We asked wealth advisors to identify the cities in which their clients intend to buy, hold and sell real estate in the coming years. The aggregated results are shown on the map. The locations shown are those where buy and hold outweighs intentions to sell.
HNWI real estate purchasing intentions in cities
- Net buy
- Net hold
Source: Savills World Research/Wealth Briefing
Gateway world cities remain buys, despite very strong recent performance and plateauing prices in some. Important global centres of business such as London and Dubai lead the pack, and reflect the trend for UHNWIs and HNWIs to invest in cities in which they are active in business, visit often, or simply know.
The results of our survey also reveal a broadening of purchasing intentions to other centres. Madrid, Manchester, Barcelona and Chicago are all emerging as net buys. This reflects a global trend in a crowded investors market towards higher yielding secondary property, second-tier cities and alternative assets. European cities exhibiting this trend include Amsterdam, Oslo, Brussels and Berlin.
In Asia, Tokyo looks set to see more UHNWI and HNWI investment as market recovery gathers pace. Singapore is a buy, along with neighbouring Johor Bahru, a nod toward the strategic benefits of the neighbouring Malaysian city.
Cities in emerging economies also feature on shopping lists for the next five years. Manila is a pick in the Philippines, Vientiane as Laos’ economic centre, and Phnom Penh, Cambodia’s fast-growing capital.
In Latin America, Mexico City is a hold among UHNWIs and HNWIs, while smaller Querétaro, a safe, business-friendly city with an historic centre (designated a UNESCO World Heritage Site), is a buy.

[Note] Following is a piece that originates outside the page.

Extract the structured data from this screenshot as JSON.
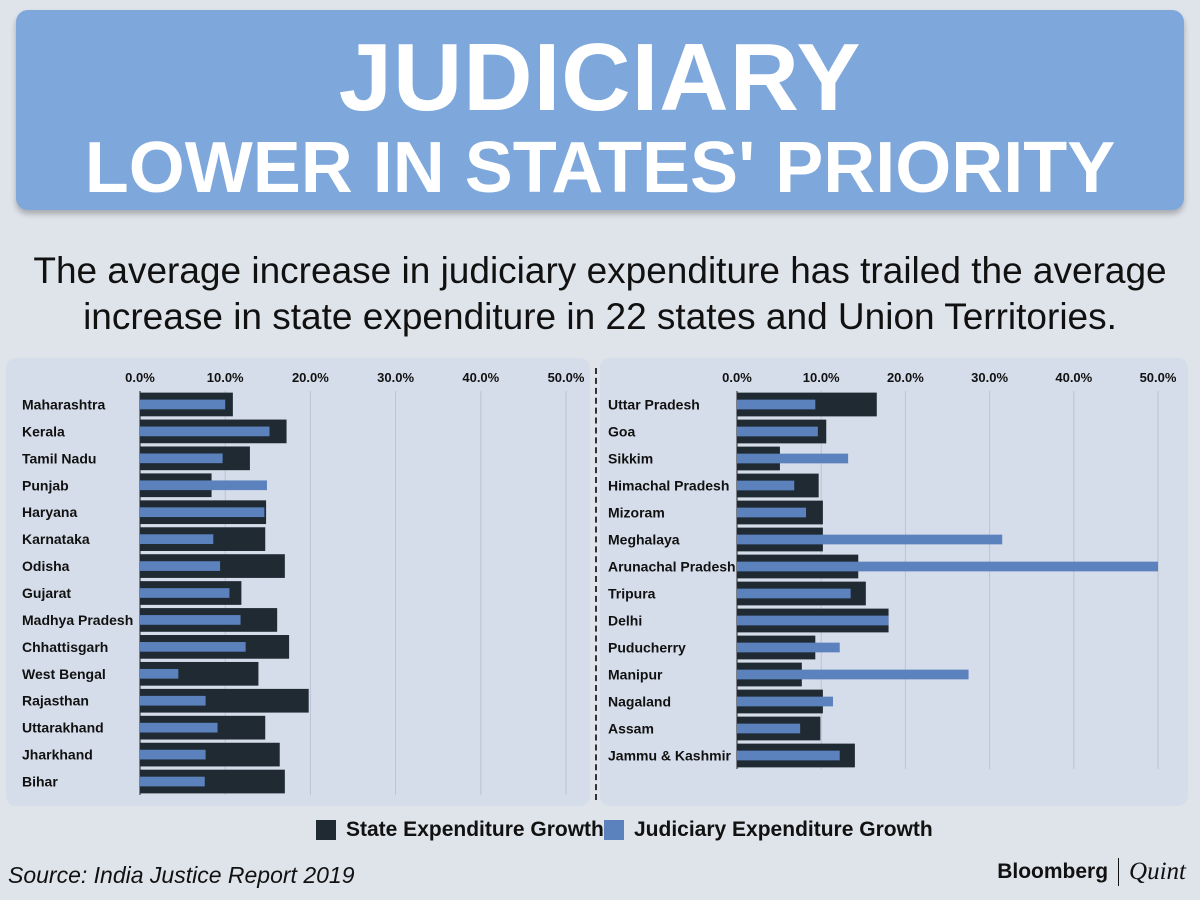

In Argentina, Mendoza, the largest wine- producing centre in Latin America and gateway to the Andes, stands out as a city of choice in the region.
In the US, UHNWI and HNWI investors are set to concentrate in certain pockets: the Pacific Northwest, California, Texas, parts of the southwest, and northeast, along with Toronto in Canada. Cities in these regions are driven by the knowledge economy, fast-growing local populations and in many cases, a burgeoning tech industry.
Net holds (but not new buys) include Beijing, Shanghai, Hong Kong and reflect the fact that these are already fully-invested cities as well as uncertainty around China’s growth prospects. In the US, Prospects for Los Angeles, New York, Washington DC and Miami remain positive, but as economic recovery spreads across the country, there are numerous other buying opportunities, especially in small tech-friendly regenerated cities.
African centres, including Nairobi and Cape Town, are net holds. While there has been plenty of foreign investment into income-producing assets on the continent (such as land and mining), African cities have yet to experience the same levels of inward investment seen into other regions. Africa is likely to see more acquisition activity beyond the five-year horizon of our survey.